O Flamengo atingiu um patamar financeiro inédito no continente, mas o teto ainda está longe de ser alcançado. Em entrevista recente ao jornal espanhol As, o presidente rubro-negro, Bap, revelou que o clube possui fôlego para gastar até 50% a mais do que investe atualmente no futebol. Com uma arrecadação que superou os R$ 2 bilhões em 2025, o mandatário descreveu o Mais Querido como uma “ilha” de gestão no Brasil, operando sob uma lógica de entretenimento global similar à da Disney.
A “Fórmula Coca-Cola” e o Fair Play Financeiro
A estratégia por trás do sucesso não é segredo, mas sim disciplina. Enquanto rivais brasileiros comprometem quase a totalidade de suas receitas com folhas salariais, o Flamengo utilizou apenas 40% de seu faturamento com o departamento de futebol no último ano. Bap defende fervorosamente a implementação do Fair Play Financeiro no Brasil, alegando que, sob regras rígidas de controle, a disparidade do Flamengo para os demais clubes aumentaria drasticamente.
O dirigente explicou que o modelo de negócio rubro-negro foi blindado para não depender exclusivamente de troféus. Mesmo que o time passasse uma temporada sem conquistas, a projeção de crescimento orgânico da receita seria de 25%. Essa robustez permitiu a repatriação histórica de Lucas Paquetá, contratado junto ao West Ham por R$ 260 milhões, a maior cifra já vista no mercado nacional.
Por que o novo estádio ficou em segundo plano?
Diferente do que muitos torcedores esperavam, a construção de uma arena própria não é a prioridade imediata. O motivo é puramente matemático e envolve a atual conjuntura econômica do país. Bap destacou que, com as taxas de juros elevadas, o custo de financiamento de um estádio de 500 milhões de euros consumiria anualmente o valor equivalente a “dois Lucas Paquetás” apenas em juros.

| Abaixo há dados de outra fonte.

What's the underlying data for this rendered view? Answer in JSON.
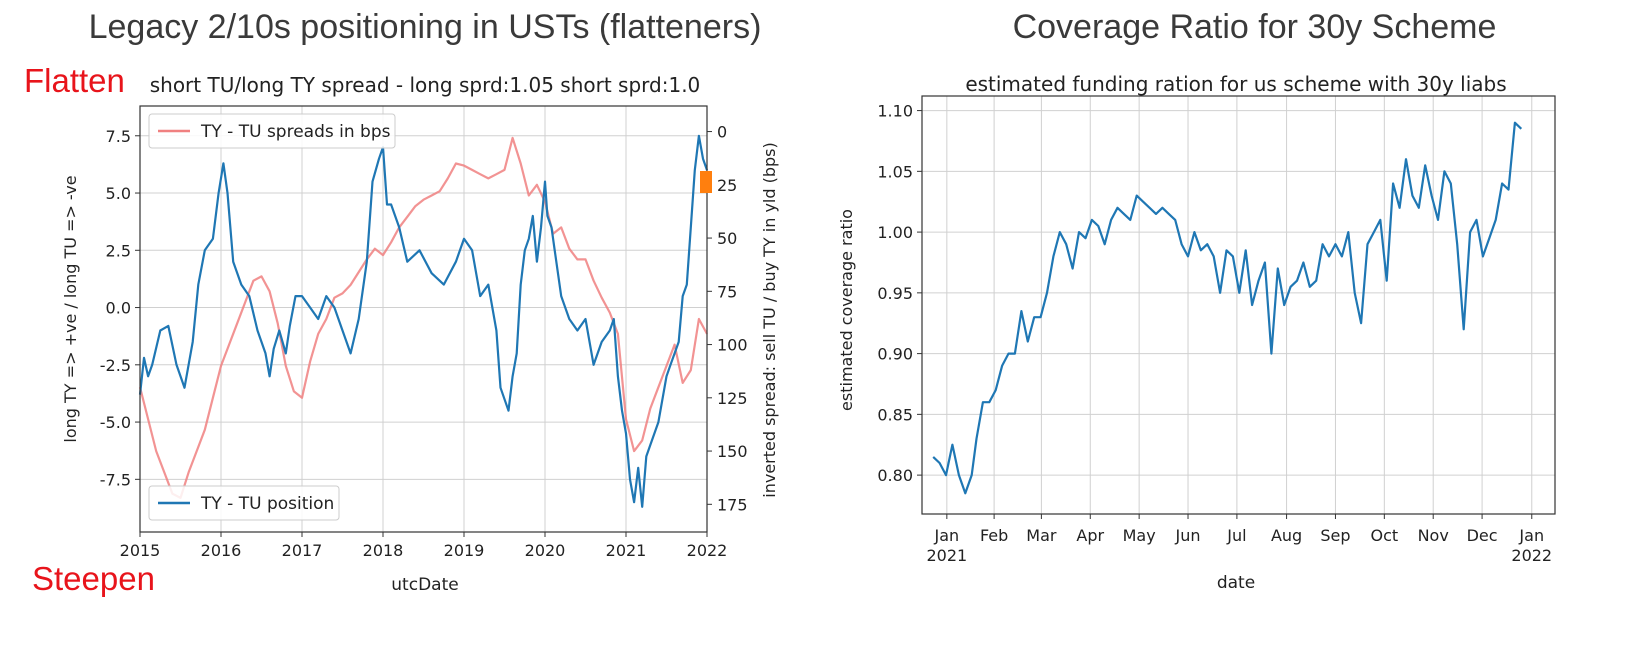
{
  "slide": {
    "left_title": "Legacy 2/10s positioning in USTs (flatteners)",
    "right_title": "Coverage Ratio for 30y Scheme",
    "flatten_label": "Flatten",
    "steepen_label": "Steepen"
  },
  "chart_data": [
    {
      "type": "line",
      "title": "short TU/long TY spread - long sprd:1.05 short sprd:1.0",
      "xlabel": "utcDate",
      "ylabel": "long TY => +ve / long TU => -ve",
      "y2label": "inverted spread: sell TU / buy TY in yld (bps)",
      "x_ticks": [
        "2015",
        "2016",
        "2017",
        "2018",
        "2019",
        "2020",
        "2021",
        "2022"
      ],
      "xlim": [
        2015,
        2022
      ],
      "y_ticks": [
        "7.5",
        "5.0",
        "2.5",
        "0.0",
        "-2.5",
        "-5.0",
        "-7.5"
      ],
      "ylim": [
        -9.8,
        8.8
      ],
      "y2_ticks": [
        "0",
        "25",
        "50",
        "75",
        "100",
        "125",
        "150",
        "175"
      ],
      "y2lim": [
        188,
        -12
      ],
      "y2_inverted": true,
      "grid": true,
      "legend": [
        {
          "name": "TY - TU spreads in bps",
          "color": "#f08080",
          "placement": "top-left"
        },
        {
          "name": "TY - TU position",
          "color": "#1f77b4",
          "placement": "bottom-left"
        }
      ],
      "series": [
        {
          "name": "TY - TU position",
          "axis": "left",
          "color": "#1f77b4",
          "x": [
            2015.0,
            2015.05,
            2015.1,
            2015.15,
            2015.25,
            2015.35,
            2015.45,
            2015.55,
            2015.65,
            2015.72,
            2015.8,
            2015.9,
            2015.97,
            2016.03,
            2016.08,
            2016.15,
            2016.25,
            2016.35,
            2016.45,
            2016.55,
            2016.6,
            2016.65,
            2016.72,
            2016.8,
            2016.85,
            2016.92,
            2017.0,
            2017.1,
            2017.2,
            2017.3,
            2017.4,
            2017.5,
            2017.6,
            2017.7,
            2017.8,
            2017.87,
            2017.95,
            2018.0,
            2018.05,
            2018.1,
            2018.2,
            2018.3,
            2018.45,
            2018.6,
            2018.75,
            2018.9,
            2019.0,
            2019.1,
            2019.2,
            2019.3,
            2019.4,
            2019.45,
            2019.5,
            2019.55,
            2019.6,
            2019.65,
            2019.7,
            2019.75,
            2019.8,
            2019.85,
            2019.9,
            2019.95,
            2020.0,
            2020.03,
            2020.08,
            2020.12,
            2020.2,
            2020.3,
            2020.4,
            2020.5,
            2020.6,
            2020.7,
            2020.8,
            2020.85,
            2020.9,
            2020.95,
            2021.0,
            2021.05,
            2021.1,
            2021.15,
            2021.2,
            2021.25,
            2021.3,
            2021.4,
            2021.5,
            2021.55,
            2021.6,
            2021.65,
            2021.7,
            2021.75,
            2021.8,
            2021.85,
            2021.9,
            2021.95,
            2022.0
          ],
          "y": [
            -3.8,
            -2.2,
            -3.0,
            -2.5,
            -1.0,
            -0.8,
            -2.5,
            -3.5,
            -1.5,
            1.0,
            2.5,
            3.0,
            5.0,
            6.3,
            5.0,
            2.0,
            1.0,
            0.5,
            -1.0,
            -2.0,
            -3.0,
            -1.8,
            -1.0,
            -2.0,
            -0.8,
            0.5,
            0.5,
            0.0,
            -0.5,
            0.5,
            0.0,
            -1.0,
            -2.0,
            -0.5,
            2.0,
            5.5,
            6.5,
            7.0,
            4.5,
            4.5,
            3.5,
            2.0,
            2.5,
            1.5,
            1.0,
            2.0,
            3.0,
            2.5,
            0.5,
            1.0,
            -1.0,
            -3.5,
            -4.0,
            -4.5,
            -3.0,
            -2.0,
            1.0,
            2.5,
            3.0,
            4.0,
            2.0,
            3.5,
            5.5,
            4.0,
            3.5,
            2.5,
            0.5,
            -0.5,
            -1.0,
            -0.5,
            -2.5,
            -1.5,
            -1.0,
            -0.5,
            -3.0,
            -4.5,
            -5.5,
            -7.5,
            -8.5,
            -7.0,
            -8.7,
            -6.5,
            -6.0,
            -5.0,
            -3.0,
            -2.5,
            -2.0,
            -1.5,
            0.5,
            1.0,
            3.5,
            6.0,
            7.5,
            6.5,
            6.0
          ]
        },
        {
          "name": "TY - TU spreads in bps",
          "axis": "right",
          "color": "#f08080",
          "x": [
            2015.0,
            2015.1,
            2015.2,
            2015.3,
            2015.4,
            2015.5,
            2015.6,
            2015.7,
            2015.8,
            2015.9,
            2016.0,
            2016.1,
            2016.2,
            2016.3,
            2016.4,
            2016.5,
            2016.6,
            2016.7,
            2016.8,
            2016.9,
            2017.0,
            2017.1,
            2017.2,
            2017.3,
            2017.4,
            2017.5,
            2017.6,
            2017.7,
            2017.8,
            2017.9,
            2018.0,
            2018.1,
            2018.2,
            2018.3,
            2018.4,
            2018.5,
            2018.6,
            2018.7,
            2018.8,
            2018.9,
            2019.0,
            2019.1,
            2019.2,
            2019.3,
            2019.4,
            2019.5,
            2019.6,
            2019.7,
            2019.8,
            2019.9,
            2020.0,
            2020.1,
            2020.2,
            2020.3,
            2020.4,
            2020.5,
            2020.6,
            2020.7,
            2020.8,
            2020.9,
            2021.0,
            2021.1,
            2021.2,
            2021.3,
            2021.4,
            2021.5,
            2021.6,
            2021.7,
            2021.8,
            2021.9,
            2022.0
          ],
          "y": [
            120,
            135,
            150,
            160,
            170,
            172,
            160,
            150,
            140,
            125,
            110,
            100,
            90,
            80,
            70,
            68,
            75,
            90,
            110,
            122,
            125,
            108,
            95,
            88,
            78,
            76,
            72,
            66,
            60,
            55,
            58,
            52,
            45,
            40,
            35,
            32,
            30,
            28,
            22,
            15,
            16,
            18,
            20,
            22,
            20,
            18,
            3,
            15,
            30,
            25,
            33,
            48,
            45,
            55,
            60,
            60,
            70,
            78,
            85,
            95,
            135,
            150,
            145,
            130,
            120,
            110,
            100,
            118,
            112,
            88,
            95
          ]
        }
      ]
    },
    {
      "type": "line",
      "title": "estimated funding ration for us scheme with 30y liabs",
      "xlabel": "date",
      "ylabel": "estimated coverage ratio",
      "x_ticks": [
        "Jan\n2021",
        "Feb",
        "Mar",
        "Apr",
        "May",
        "Jun",
        "Jul",
        "Aug",
        "Sep",
        "Oct",
        "Nov",
        "Dec",
        "Jan\n2022"
      ],
      "xlim": [
        "2021-01-01",
        "2022-01-31"
      ],
      "y_ticks": [
        "0.80",
        "0.85",
        "0.90",
        "0.95",
        "1.00",
        "1.05",
        "1.10"
      ],
      "ylim": [
        0.768,
        1.112
      ],
      "grid": true,
      "series": [
        {
          "name": "",
          "color": "#1f77b4",
          "x": [
            "2021-01-08",
            "2021-01-12",
            "2021-01-16",
            "2021-01-20",
            "2021-01-24",
            "2021-01-28",
            "2021-02-01",
            "2021-02-04",
            "2021-02-08",
            "2021-02-12",
            "2021-02-16",
            "2021-02-20",
            "2021-02-24",
            "2021-02-28",
            "2021-03-04",
            "2021-03-08",
            "2021-03-12",
            "2021-03-16",
            "2021-03-20",
            "2021-03-24",
            "2021-03-28",
            "2021-04-01",
            "2021-04-05",
            "2021-04-09",
            "2021-04-13",
            "2021-04-17",
            "2021-04-21",
            "2021-04-25",
            "2021-04-29",
            "2021-05-03",
            "2021-05-07",
            "2021-05-11",
            "2021-05-15",
            "2021-05-19",
            "2021-05-23",
            "2021-05-27",
            "2021-05-31",
            "2021-06-04",
            "2021-06-08",
            "2021-06-12",
            "2021-06-16",
            "2021-06-20",
            "2021-06-24",
            "2021-06-28",
            "2021-07-02",
            "2021-07-06",
            "2021-07-10",
            "2021-07-14",
            "2021-07-18",
            "2021-07-22",
            "2021-07-26",
            "2021-07-30",
            "2021-08-03",
            "2021-08-07",
            "2021-08-11",
            "2021-08-15",
            "2021-08-19",
            "2021-08-23",
            "2021-08-27",
            "2021-08-31",
            "2021-09-04",
            "2021-09-08",
            "2021-09-12",
            "2021-09-16",
            "2021-09-20",
            "2021-09-24",
            "2021-09-28",
            "2021-10-02",
            "2021-10-06",
            "2021-10-10",
            "2021-10-14",
            "2021-10-18",
            "2021-10-22",
            "2021-10-26",
            "2021-10-30",
            "2021-11-03",
            "2021-11-07",
            "2021-11-11",
            "2021-11-15",
            "2021-11-19",
            "2021-11-23",
            "2021-11-27",
            "2021-12-01",
            "2021-12-05",
            "2021-12-09",
            "2021-12-13",
            "2021-12-17",
            "2021-12-21",
            "2021-12-25",
            "2021-12-29",
            "2022-01-02",
            "2022-01-06",
            "2022-01-10"
          ],
          "y": [
            0.815,
            0.81,
            0.8,
            0.825,
            0.8,
            0.785,
            0.8,
            0.83,
            0.86,
            0.86,
            0.87,
            0.89,
            0.9,
            0.9,
            0.935,
            0.91,
            0.93,
            0.93,
            0.95,
            0.98,
            1.0,
            0.99,
            0.97,
            1.0,
            0.995,
            1.01,
            1.005,
            0.99,
            1.01,
            1.02,
            1.015,
            1.01,
            1.03,
            1.025,
            1.02,
            1.015,
            1.02,
            1.015,
            1.01,
            0.99,
            0.98,
            1.0,
            0.985,
            0.99,
            0.98,
            0.95,
            0.985,
            0.98,
            0.95,
            0.985,
            0.94,
            0.96,
            0.975,
            0.9,
            0.97,
            0.94,
            0.955,
            0.96,
            0.975,
            0.955,
            0.96,
            0.99,
            0.98,
            0.99,
            0.98,
            1.0,
            0.95,
            0.925,
            0.99,
            1.0,
            1.01,
            0.96,
            1.04,
            1.02,
            1.06,
            1.03,
            1.02,
            1.055,
            1.03,
            1.01,
            1.05,
            1.04,
            0.99,
            0.92,
            1.0,
            1.01,
            0.98,
            0.995,
            1.01,
            1.04,
            1.035,
            1.09,
            1.085
          ]
        }
      ]
    }
  ]
}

Além disso, a gestão atual transformou o Maracanã em uma máquina de lucro. Sob o novo contrato de concessão de 19 anos, a margem operacional por partida saltou de modestos 3% para impressionantes 72%. Para a diretoria, é mais vantajoso manter o dinheiro em caixa para reforçar o elenco e usufruir de um estádio que já rende resultados excelentes do que se endividar em uma obra faraônica.
Inspiração europeia e o topo do continente
A meta de Bap é clara: consolidar o Flamengo como o Real Madrid das Américas. O presidente afirmou que utiliza os modelos de gestão do Manchester City e do Bayern de Munique como bússolas para adaptar as melhores práticas globais à realidade sul-americana. O objetivo é criar um ecossistema onde a marca Flamengo seja consumida como produto de entretenimento, expandindo fronteiras para a Ásia e Estados Unidos, tal qual os gigantes da Champions League.
Projeção e Impacto no Futebol Brasileiro
O domínio financeiro do Flamengo coloca o clube em uma posição de hegemonia que desafia o equilíbrio competitivo do Brasileirão. Com a possibilidade real de dobrar investimentos caso o Fair Play Financeiro seja aprovado, o Rubro-Negro tende a se isolar ainda mais como a principal potência do continente.
Para a temporada que se segue, a expectativa é que o clube mantenha a política de “tiros certos” no mercado, priorizando atletas de nível de Seleção Brasileira para garantir a manutenção dos títulos da Libertadores e do Campeonato Brasileiro, mantendo a roda da receita girando em níveis recordes.